Também merece destaque a participação especial de Rodrigo Santoro como o “Louco”. Trazendo uma pitada de fantasia à trama - sempre bem-vinda neste gênero – o personagem brilha ao colocar o Cebolinha pra pensar, repensar e filosofar. Neste ponto, a montagem acerta no dinamismo que falta para o restante do filme. Santoro se move com fluidez através de uma expressão corporal lúdica, condizente com a proposta. O cara recita, brinca e passeia por toda a extensão da telona, aparecendo aqui e ali, no canto, em cima e embaixo. Me senti dentro das páginas das HQ’s neste instante. Pena que ele é pouco explorado e esta sequência é breve. Às vezes, um tantinho de loucura é necessário.
Não menos fantástica, a ensolarada e saturada fotografia é orgânica ao filtrar as cores primárias para inserir o espectador no mundo pré-adolescente - a ingenuidade e a autodescoberta estão numa linha tênue e nós somos testemunhas. Assim, na mesma pegada, a ambientação é captada com maestria quando as ameaças reais e os conflitos internos se contrapõem ao tamanho dos protagonistas frente aos desafios que eles irão encarar. Note os ângulos escolhidos na enorme floresta em proporção às crianças, dando a impressão que eles serão “engolidos” por ela. A utilização de metáforas a favor do Cinema é algo sempre louvável e aqui não deixa de ser diferente.

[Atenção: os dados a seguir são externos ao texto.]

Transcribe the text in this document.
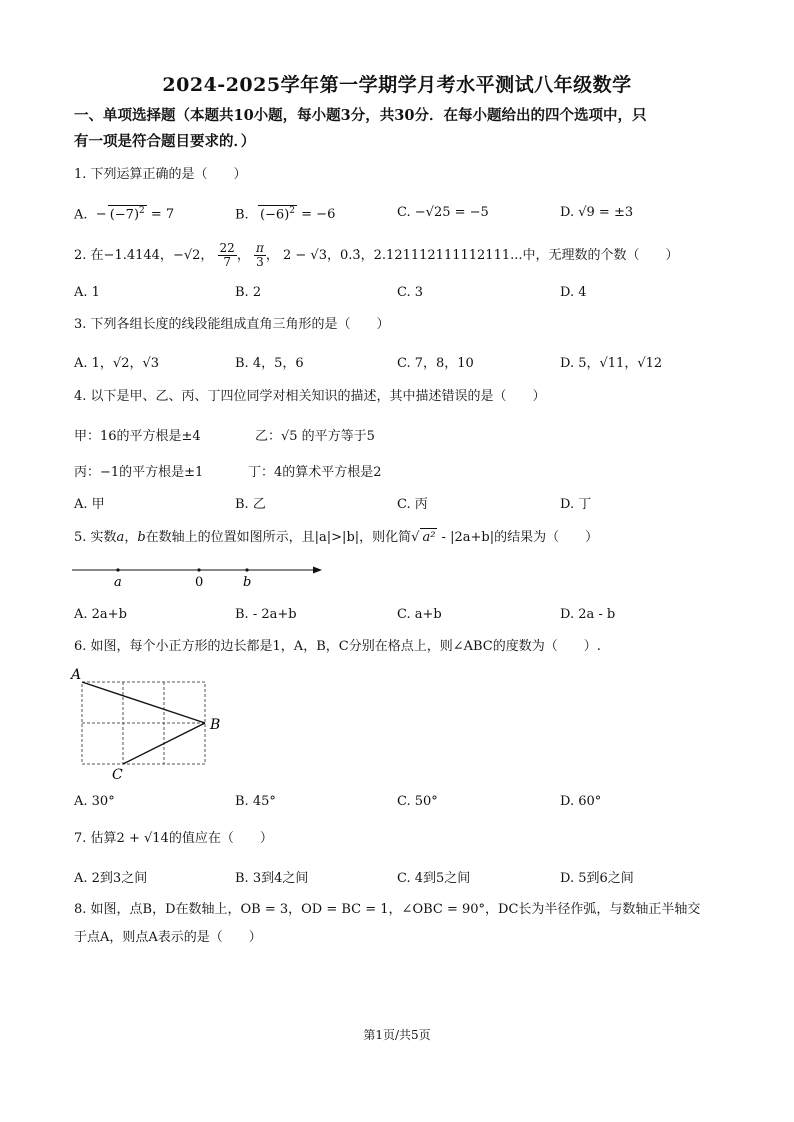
2024-2025学年第一学期学月考水平测试八年级数学
一、单项选择题（本题共10小题，每小题3分，共30分．在每小题给出的四个选项中，只
有一项是符合题目要求的．）
1. 下列运算正确的是（　　）
A.  − $(-7)^2 = 7$	B. $(-6)^2 = -6$	C. −√25 = −5	D. √9 = ±3
2. 在−1.4144，−√2， $\frac{22}{7}$ ， $\frac{\pi}{3}$ ， 2 − √3，0.3̇，2.121112111112111...中，无理数的个数（　　）
A. 1	B. 2	C. 3	D. 4
3. 下列各组长度的线段能组成直角三角形的是（　　）
A. 1，√2，√3	B. 4，5，6	C. 7，8，10	D. 5，√11，√12
4. 以下是甲、乙、丙、丁四位同学对相关知识的描述，其中描述错误的是（　　）
甲：16的平方根是±4	乙：√5 的平方等于5
丙：−1的平方根是±1	丁：4的算术平方根是2
A. 甲	B. 乙	C. 丙	D. 丁
5. 实数a，b在数轴上的位置如图所示，且|a|>|b|，则化简√ a² - |2a+b|的结果为（　　）
a	0	b
A. 2a+b	B. - 2a+b	C. a+b	D. 2a - b
6. 如图，每个小正方形的边长都是1，A，B，C分别在格点上，则∠ABC的度数为（　　）.
A
B
C
A. 30°	B. 45°	C. 50°	D. 60°
7. 估算2 + √14的值应在（　　）
A. 2到3之间	B. 3到4之间	C. 4到5之间	D. 5到6之间
8. 如图，点B，D在数轴上，OB = 3，OD = BC = 1，∠OBC = 90°，DC长为半径作弧，与数轴正半轴交
于点A，则点A表示的是（　　）
第1页/共5页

Deste modo, entre altos e baixos, o resultado é satisfatório e deixa aquele gostinho de “quero mais”. Porém, espero que essa continuação venha mais corajosa, dinâmica e que fuja do lugar comum. E se não for pedir muito, que apareça aquele matutinho lá da Vila Abobrinha, nem que seja de relance.
* Avaliação: 4,0 Pipocas + 4,0 Rapaduras = 8,0.